In my example, I calculate the frequency axis directly from the NFFT. This is somewhat irrelevant in the context of the above example, as I set the NFFT to equal the number of samples in the signal. However, using this format helps to demystify your thinking and it becomes very important in my next example.
** SIDE NOTE: You use real(F) in your example. Unless you have a very good reason to only be extracting the real part of the FFT result, then it is much more common to extract the magnitude of the FFT using abs(F). This is the equivalent of sqrt(real(F).^2 + imag(F).^2).**
Most of the time you will want to use a shorter NFFT. This might be because you are perhaps running the analysis in a real time system, or because you want to average the result of many FFTs together to get an idea of the average spectrum for a time varying signal, or because you want to compare spectra of signals that have different duration without wasting information. Just using the fft command with a value of NFFT < the number of elements in your signal will result in an fft calculated from the last NFFT points of the signal. This is a bit wasteful.
The following example is much more relevant to useful application. It shows how you would split a signal into blocks and then process each block and average the result:
%//These are the user parameters
durT = 1;
fs = 22050;
NFFT = 2048;
sigFreq = 300;
%//Calculate time axis
dt = 1/fs;
tAxis = dt:dt:(durT-dt);
%//Calculate frequency axis
df = fs/NFFT;
fAxis = 0:df:(fs-df);
%//Calculate time domain signal
x = cos( 2*pi*sigFreq*tAxis );
%//Buffer it and window
win = hamming(NFFT);%//chose window type based on your application
x = buffer(x, NFFT, NFFT/2); %// 50% overlap between frames in this instance
x = x(:, 2:end-1); %//optional step to remove zero padded frames
x = ( x' * diag(win) )'; %//efficiently window each frame using matrix algebra
%// Calculate mean FFT
F = abs( fft(x, NFFT) / sum(win) );
F = mean(F,2);
subplot(2,1,1);
plot( fAxis, 2*F )
xlim([0 2*sigFreq])
title('single sided spectrum')
subplot(2,1,2);
plot( fAxis-fs/2, fftshift(F) )
xlim([-2*sigFreq 2*sigFreq])
title('whole fft-shifted spectrum')
I use a hamming window in the above example. The window that you choose should suit the application http://en.wikipedia.org/wiki/Window_function
The overlap amount that you choose will depend somewhat on the type of window you use. In the above example, the Hamming window weights the samples in each buffer towards zero away from the centre of each frame. In order to use all of the information in the input signal, it is important to use some overlap. However, if you just use a plain rectangular window, the overlap becomes pointless as all samples are weighted equally. The more overlap you use, the more processing is required to calculate the mean spectrum.

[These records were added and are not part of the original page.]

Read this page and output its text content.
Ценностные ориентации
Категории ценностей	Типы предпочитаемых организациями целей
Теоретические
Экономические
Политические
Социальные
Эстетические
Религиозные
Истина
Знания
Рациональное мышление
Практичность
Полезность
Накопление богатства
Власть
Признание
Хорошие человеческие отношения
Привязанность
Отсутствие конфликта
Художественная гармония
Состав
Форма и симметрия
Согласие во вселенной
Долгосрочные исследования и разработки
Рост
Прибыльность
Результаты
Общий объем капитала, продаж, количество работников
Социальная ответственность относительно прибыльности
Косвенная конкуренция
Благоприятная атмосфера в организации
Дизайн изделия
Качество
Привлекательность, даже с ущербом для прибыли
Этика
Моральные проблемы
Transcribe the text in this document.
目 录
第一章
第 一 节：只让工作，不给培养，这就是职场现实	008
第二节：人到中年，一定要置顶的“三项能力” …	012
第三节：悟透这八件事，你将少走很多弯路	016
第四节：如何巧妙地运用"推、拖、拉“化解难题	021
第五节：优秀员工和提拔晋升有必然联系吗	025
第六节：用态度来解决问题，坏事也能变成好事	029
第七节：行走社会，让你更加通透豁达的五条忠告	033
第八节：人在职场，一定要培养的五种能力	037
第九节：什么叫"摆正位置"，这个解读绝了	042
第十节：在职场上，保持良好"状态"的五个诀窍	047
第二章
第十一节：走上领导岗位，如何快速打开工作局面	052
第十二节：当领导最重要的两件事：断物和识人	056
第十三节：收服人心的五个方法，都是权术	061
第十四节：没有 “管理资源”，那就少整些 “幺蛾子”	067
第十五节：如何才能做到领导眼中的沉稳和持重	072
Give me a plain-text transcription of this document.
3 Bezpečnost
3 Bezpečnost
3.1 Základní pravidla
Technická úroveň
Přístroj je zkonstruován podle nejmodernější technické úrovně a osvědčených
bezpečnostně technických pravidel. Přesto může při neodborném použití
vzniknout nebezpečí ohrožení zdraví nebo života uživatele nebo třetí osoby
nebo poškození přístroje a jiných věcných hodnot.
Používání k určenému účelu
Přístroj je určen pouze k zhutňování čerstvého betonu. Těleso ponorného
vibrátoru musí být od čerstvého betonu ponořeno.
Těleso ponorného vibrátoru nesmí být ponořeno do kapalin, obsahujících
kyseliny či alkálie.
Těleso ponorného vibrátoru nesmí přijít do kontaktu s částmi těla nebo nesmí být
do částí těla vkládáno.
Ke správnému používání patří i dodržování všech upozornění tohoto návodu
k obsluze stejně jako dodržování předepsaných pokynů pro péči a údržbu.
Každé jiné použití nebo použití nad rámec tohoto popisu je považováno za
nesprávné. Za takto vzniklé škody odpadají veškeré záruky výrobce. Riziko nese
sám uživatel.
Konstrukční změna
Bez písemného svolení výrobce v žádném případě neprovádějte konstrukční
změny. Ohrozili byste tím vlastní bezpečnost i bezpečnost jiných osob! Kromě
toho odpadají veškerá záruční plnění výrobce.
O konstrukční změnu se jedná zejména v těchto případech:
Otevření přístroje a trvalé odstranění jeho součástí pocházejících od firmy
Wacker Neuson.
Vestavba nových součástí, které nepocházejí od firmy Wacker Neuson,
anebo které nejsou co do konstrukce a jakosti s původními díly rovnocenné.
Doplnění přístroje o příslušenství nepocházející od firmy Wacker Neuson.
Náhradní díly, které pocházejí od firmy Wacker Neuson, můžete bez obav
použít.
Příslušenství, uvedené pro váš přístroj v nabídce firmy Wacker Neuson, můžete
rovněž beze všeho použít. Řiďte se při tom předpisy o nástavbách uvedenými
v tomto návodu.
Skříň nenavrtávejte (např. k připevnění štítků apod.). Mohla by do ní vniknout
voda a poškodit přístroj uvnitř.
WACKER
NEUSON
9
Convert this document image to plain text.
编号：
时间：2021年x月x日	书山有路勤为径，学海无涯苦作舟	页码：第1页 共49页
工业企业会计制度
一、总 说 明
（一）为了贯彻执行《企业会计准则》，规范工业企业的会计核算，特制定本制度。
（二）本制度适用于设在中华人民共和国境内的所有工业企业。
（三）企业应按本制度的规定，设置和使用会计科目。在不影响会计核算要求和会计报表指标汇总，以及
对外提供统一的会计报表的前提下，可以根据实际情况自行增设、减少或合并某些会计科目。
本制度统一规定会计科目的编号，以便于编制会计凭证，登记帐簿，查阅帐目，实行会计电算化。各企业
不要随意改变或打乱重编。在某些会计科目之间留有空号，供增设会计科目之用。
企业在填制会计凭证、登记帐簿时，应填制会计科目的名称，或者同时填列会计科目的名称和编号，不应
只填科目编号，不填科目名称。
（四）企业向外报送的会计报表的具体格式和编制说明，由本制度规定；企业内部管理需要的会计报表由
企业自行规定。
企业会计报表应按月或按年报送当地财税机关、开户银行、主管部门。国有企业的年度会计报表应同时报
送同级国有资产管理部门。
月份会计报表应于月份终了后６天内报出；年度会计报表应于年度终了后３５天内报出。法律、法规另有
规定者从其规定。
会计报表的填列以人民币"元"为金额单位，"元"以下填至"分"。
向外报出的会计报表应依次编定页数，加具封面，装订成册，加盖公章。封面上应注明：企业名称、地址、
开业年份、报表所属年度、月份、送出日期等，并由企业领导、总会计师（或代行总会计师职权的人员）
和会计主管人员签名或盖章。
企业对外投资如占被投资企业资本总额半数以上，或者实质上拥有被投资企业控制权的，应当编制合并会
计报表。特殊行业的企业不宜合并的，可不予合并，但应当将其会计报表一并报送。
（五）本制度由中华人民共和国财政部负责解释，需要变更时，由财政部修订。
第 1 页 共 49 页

Hope this helps your understanding.
Your result is perfectly right. Your frequency axis calculation is also right. The problem lies on the y axis scale. When you use the function xlims, matlab automatically recalculates the y scale so that you can see "meaningful" data. When the cosine peaks lie outside the limit you chose (when f>500Hz), there are no peaks to show, so the scale is calculated based on some veeeery small noise (here at my computer, with matlab 2011a, the y scale was 10-16).
Changing the limit is indeed the correct approach, because if you don't change it you can't see the peaks on the frequency spectrum.
One thing I noticed, however. Is there a reason for you to plot the real part of the transform? Usually, it is abs(F) that gets plotted, and not the real part.
edit: Actually, you're frequency axis is only right because df, in this case, is 1. The faxis line is right, but the df calculation isn't.
The FFT calculates N points from -Fs/2 to Fs/2. So N points over a range of Fs yields a df of Fs/N. As N/time = Fs => time = N/Fs. Substituting that on the expression of df you used: your_df = Fs/N*(N/Fs) = (Fs/N)^2. As Fs/N = 1, the final result was right :P
I'm testing the phase output of an fft of a sin signal and a cos signal.
The script below creates the signals and performs an FFT on them. Bins who's amplitude is below a threshold are zeroed for the phase spectrum because I am only interested in the phase of the signals.
% 10khz 10 second long time interval
t = 0:1 / 10000:10;
%1khz cos
c = cos(2 * pi * 1000 .* t);
%1khz sin
s = sin(2 * pi * 1000 .* t);
%ffts
C = fft(c)/length(c);
S = fft(s)/length(s);
%magnitude and phases of ffts
CA = abs(C); %cos magnitude
SA = abs(S); %sin magnitude
Cthresh = max(CA) * 0.5;
Sthresh = max(SA) * 0.5;
%find all indeces below the threshold
Crange = find(CA < Cthresh);
Srange = find(SA < Sthresh);
%set the indeces below the threshold to 0 - phase will be meaningless for
%noise values
CP = angle(C);
CP(Crange) = 0;
SP = angle(S);
SP(Srange) = 0;
If you plot CP - the phase of the cos - you will get a phase of 0.3142 in the bins corresponding to the frequency of the cos signal and zeros elsewhere. This is pi/10. I'm expecting to get pi. Why is this?
If you plot SP you get values of 1.2566. I'm expecting to get pi/2 or 1.5708. 80% of the expected value. What is causing these errors?
If your input signal is not perfectly periodic in the FFT aperture length (an exact integer number of full periods), the sinusoids will be discontinuous across the ends of the FFT aperture. Thus you will get a phase that is the average of the two different phases at both ends of the FFT input vector.
If you want a more sensible phase, reference the phase of your sinusoids to the center of the FFT input vector, and do an fft shift before the FFT. This will result in a continuous sinusoid at the zero phase reference position, with a single phase instead of a weird average value.
Also note that matlab may reference the phase to the second point in a sampled sinusoid, e.g. vectorElement[i=1], not the first, vectorElement[i=0]. This will have a phase of pi/10 for a sinusoid of period = 20 samples.
The issue you have is exactly what hotpaw2 has stated. You have 100001 samples in t, so you do not have a perfectly periodic signal, therefore you have leakage. That means that you've got a sin()/sin() function from your implicit rectangular window convolved with your solution. That's what changes your phase.
If instead you try the following:
t = 0:1 / 10000:9.9999;
c = cos(2 * pi * 1000 .* t);
%1khz sin
s = sin(2 * pi * 1000 .* t);
%ffts
C = fft(c)/length(c);
S = fft(s)/length(s);
you would find that the phase of the cosine is zero (which is what you would expect) and that the phase of sine is pi/2.
Performing a linear shift in the time domain (using fftshift) will merely introduce a linear phase term in the frequency domain, and will not resolve the original problem.
In practice, rather than trying to set the length of the sequence precisely to match the period of the signal, windowing should be applied if the signal is to be examined in the frequency domain. In that case you really should make sure that your signals are appropriately aligned so that the window attenuates the end points, thus smoothing out the discontinuity. This has the effect of broadening the main lobe of the FFT, but it also controls the leakage.